Tuesday, August 22, 2017

Canary In The Coal Mine

Josh Marshall looks at how Sen. Mitch McConnell (R-KY) is doing back home.

In a word, lousy.

A few moments ago I noticed a new PPP poll showing that Mitch McConnell seems to have been damaged significantly in his home state of Kentucky by the effort to repeal Obamacare. The number that caught my eye was that McConnell has an astonishing 74% disapproval rating with just 18% approving of his performance in office. A hypothetical Democrat beats him by 7 percentage points. But that only tells part of the story.
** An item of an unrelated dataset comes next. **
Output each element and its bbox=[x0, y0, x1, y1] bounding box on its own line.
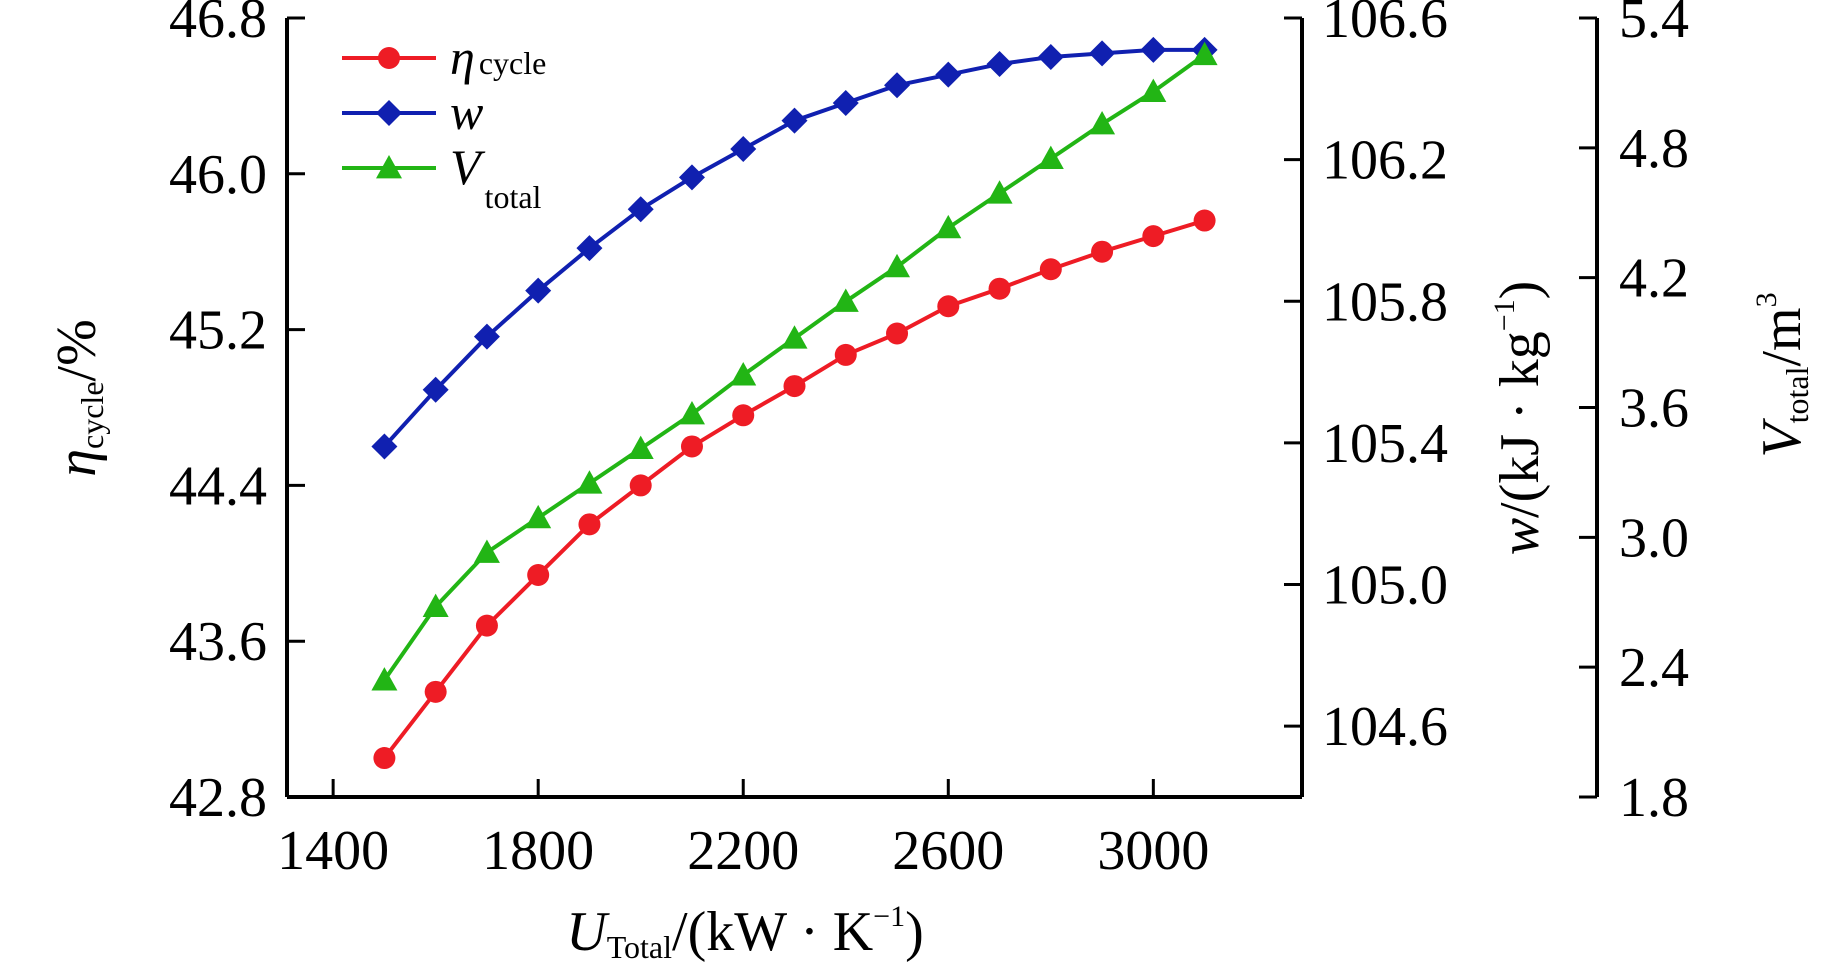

McConnell is down at 18% approval. But Trump has a 60% approval rating in the state. If voters are upset with McConnell’s dogged efforts to repeal Obamacare, why is Trump doing so well? Or is it that McConnell failed to repeal Obamacare? And Good Lord, how can Mitch McConnell have a 74% disapproval rating? Congressional leaders always have low approval. See Boehner, Pelosi, Gingrich, et al. But that’s nationally. They almost always maintain strong support in their own states or districts. After all, that’s how they keep getting reelected. This is just a snapshot long before McConnell will face reelection in 2020. But for now the poll shows McConnell trailing a Democratic opponent 37% to 44%.

The conclusion he comes to is that despite the fact that Kentucky is a very red state — Trump won in with 62% of the vote over Hillary Clinton — they love their version of Obamacare implemented by then-Gov. Steve Beshear, a Democrat.  Of course they don’t call it “Obamacare” because well duh, but the majority of the people like what they get and they’re not in favor of those who would rip it out.  McConnell leading the attempt to end Obamacare probably doesn’t win him any support back in his old Kentucky home among the coal miners.

Is this an object lesson for other Republicans who have gone out on the limb with Trump and the folks who would not lose any sleep over 22 million people losing health care as long as they get to keep their own?  Yes, it is as long as the Democrats can do two things: keep reminding voters who it was that voted for health care and taking care of them and who didn’t, and running candidates who aren’t afraid to challenge the Republicans to defend their support of the most unpopular president in modern times.